During the summer of 2007, my wife and I purchased our first home. We spent tons of time doing homework and we are still very happy with our purchase, but as first time home buyers, there were simply some things that we didn’t fully understand that fell through the cracks during the process.
Hindsight is 20/20, after all, and now when I look back on that time, I see a lot of little things I wish we had done differently. Here are ten things that we overlooked or didn’t do quite right during our home buying process – and what we should have done instead. Hopefully, you won’t fall into these same traps.
Get serious about saving sooner.
The earlier you start saving for that down payment, the easier it gets. We didn’t start worrying about it until it was too late and we had to get a mortgage over 80% of our home’s value (split up to avoid PMI). If we had been on the ball even two years earlier, we wouldn’t have had to do that.
Don’t rush things.
We were somewhat forced into our situation. We had largely decided to stay in our apartment for another year until we found out that my wife was pregnant and we quickly realized that having the four of us in such tight quarters would have been untenable. So we rushed. We did manage to find a very nice house, but we didn’t really get to survey all of our options, especially outside of the two towns and surrounding country areas we decided to focus on. The more time you devote to looking, the more likely you are to find the perfect house for you and your budget.
Pad your emergency fund before the move.
You’ll be shocked how many little things pop up when you’re moving. Utility fees, beer and pizza for the people helping you move, and countless other little things can eat right through your money before you blink. So, pad your emergency fund in the months while you’re looking and thinking about the move. Then, in the week before you move, put a big chunk of it right in your checking account so you can just pull out the debit card and deal with things.

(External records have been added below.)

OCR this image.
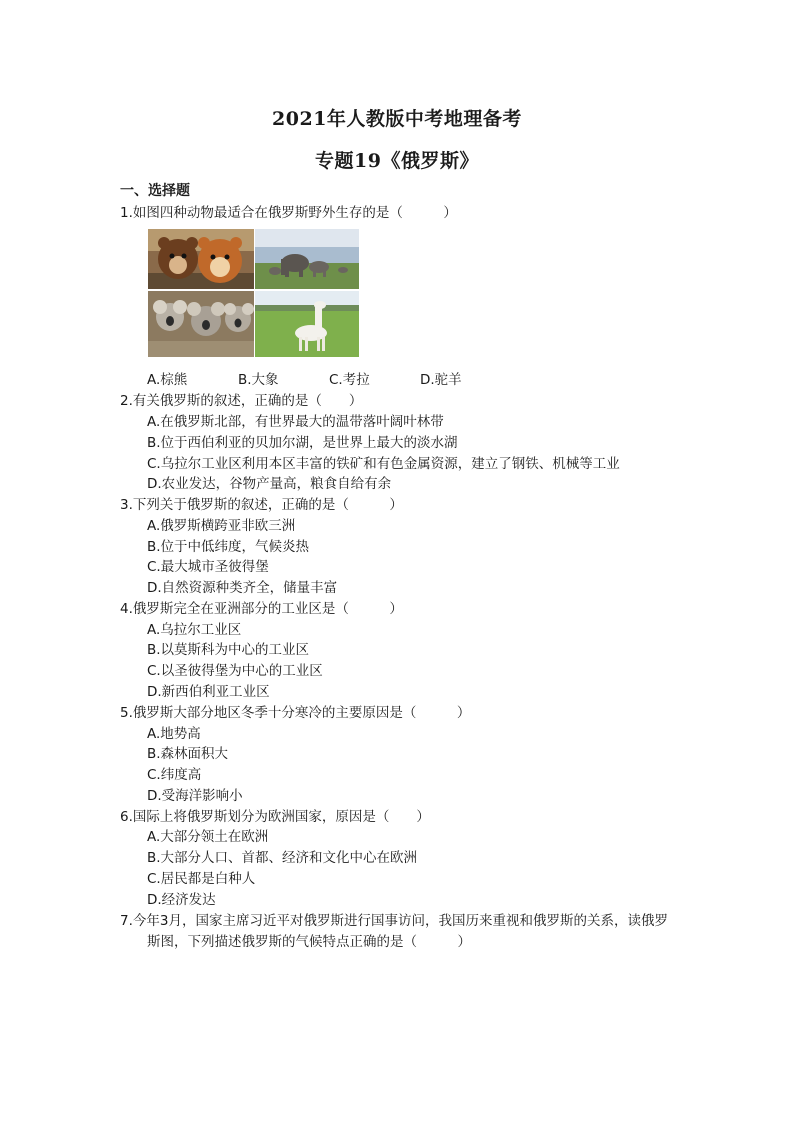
2021年人教版中考地理备考
专题19《俄罗斯》
一、选择题
1.如图四种动物最适合在俄罗斯野外生存的是（　　　）
A.棕熊	B.大象	C.考拉	D.驼羊
2.有关俄罗斯的叙述，正确的是（　　）
A.在俄罗斯北部，有世界最大的温带落叶阔叶林带
B.位于西伯利亚的贝加尔湖，是世界上最大的淡水湖
C.乌拉尔工业区利用本区丰富的铁矿和有色金属资源，建立了钢铁、机械等工业
D.农业发达，谷物产量高，粮食自给有余
3.下列关于俄罗斯的叙述，正确的是（　　　）
A.俄罗斯横跨亚非欧三洲
B.位于中低纬度，气候炎热
C.最大城市圣彼得堡
D.自然资源种类齐全，储量丰富
4.俄罗斯完全在亚洲部分的工业区是（　　　）
A.乌拉尔工业区
B.以莫斯科为中心的工业区
C.以圣彼得堡为中心的工业区
D.新西伯利亚工业区
5.俄罗斯大部分地区冬季十分寒冷的主要原因是（　　　）
A.地势高
B.森林面积大
C.纬度高
D.受海洋影响小
6.国际上将俄罗斯划分为欧洲国家，原因是（　　）
A.大部分领土在欧洲
B.大部分人口、首都、经济和文化中心在欧洲
C.居民都是白种人
D.经济发达
7.今年3月，国家主席习近平对俄罗斯进行国事访问，我国历来重视和俄罗斯的关系，读俄罗
斯图，下列描述俄罗斯的气候特点正确的是（　　　）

Spend more time shopping around for a mortgage.
I got a mortgage estimate from three different places. One place – the only credit union we tried – had a rate more than half a point lower than the two banks we looked at. So we went with that credit union. Knowing what I know now, I wish we had shopped around more, as saving just half a percentage point on a $200,000 house loan can save you $64 a month – or $23,000 over a 30 year mortgage.
Evaluate the house contents more carefully.
During the home inspection process, we thought we did a very thorough job. We went through the house with the home inspector, looked at everything we could think of, and also followed the checklists in some home buying books we were reading. Another hour or two, though, would have been very useful. The big thing that we missed was the deplorable state of the hot water heater, not noticed because we simply didn’t leave the hot water running long enough. If you let the hot water run for about ten minutes, the hot water heater starts percolating madly – and even removing the entire plug fixture and draining the whole tank didn’t fix it. A hot water heater replacement is in our near future – and it’s something we could have asked for from the sellers had we been on the ball about it.
Have an additional set of friendly eyes look at a house with you.
We trusted our own judgment on the house that we bought – and we were lucky. If I were to do it again, though, I would have called up one of my friends – likely the one who is so in tune with home construction he built his own as a hobby – and had him walk through the house with us. Different eyes spot different things, and friendly eyes will tell you the problems that they see.
Shop around for homeowners’ insurance.
Also, don’t be afraid to move and bundle your auto insurance or other insurance with it. We initially packaged our insurance with our previously-existing auto insurance, but later moved everything to another provider who provided us a much less expensive package. Shop around – you’ll be surprised how much you can save each year with a strong package deal.
Evaluate the actual value of your contents and insure them appropriately.
At first, we went with a default amount suggested by our home insurer, simply because we didn’t know. Later, having actually calculated the value of all contents, we adjusted downwards quite a bit. Remember, don’t count irreplaceable items – you wouldn’t replace them, anyway, and they have no real replacement value.
Don’t go furniture shopping the day after you move in.
We had a bunch of cheap furniture from our college days at our old apartment that we didn’t bring with us. Again, by pure luck, we happened to stumble upon a liquidation sale at a furniture shop and outfitted our living room very cheaply, but it was really a mistake to decide that we needed new furniture for our new house. Upgrade it later on – you can have empty rooms for a while. Save up until you can afford what you actually want instead of buying furniture just to fill a room.
Offer to help others move for years in advance.
How does this help you? Well, imagine over a three year period that you help ten different families move. When you move, you can call all of these people to help you move – five families can unload a truck and unpack boxes at an astounding rate. Our big mistake wasn’t the help we received, but how I managed it. Don’t have everyone come and help you at once. Ask two friends to come one day and two friends to come another day instead of having them all come at once – you’re far more productive that way.
The process of buying your first home is a wonderful experience. Do the readers have any more suggestions for things they’d do differently with their first home purchase?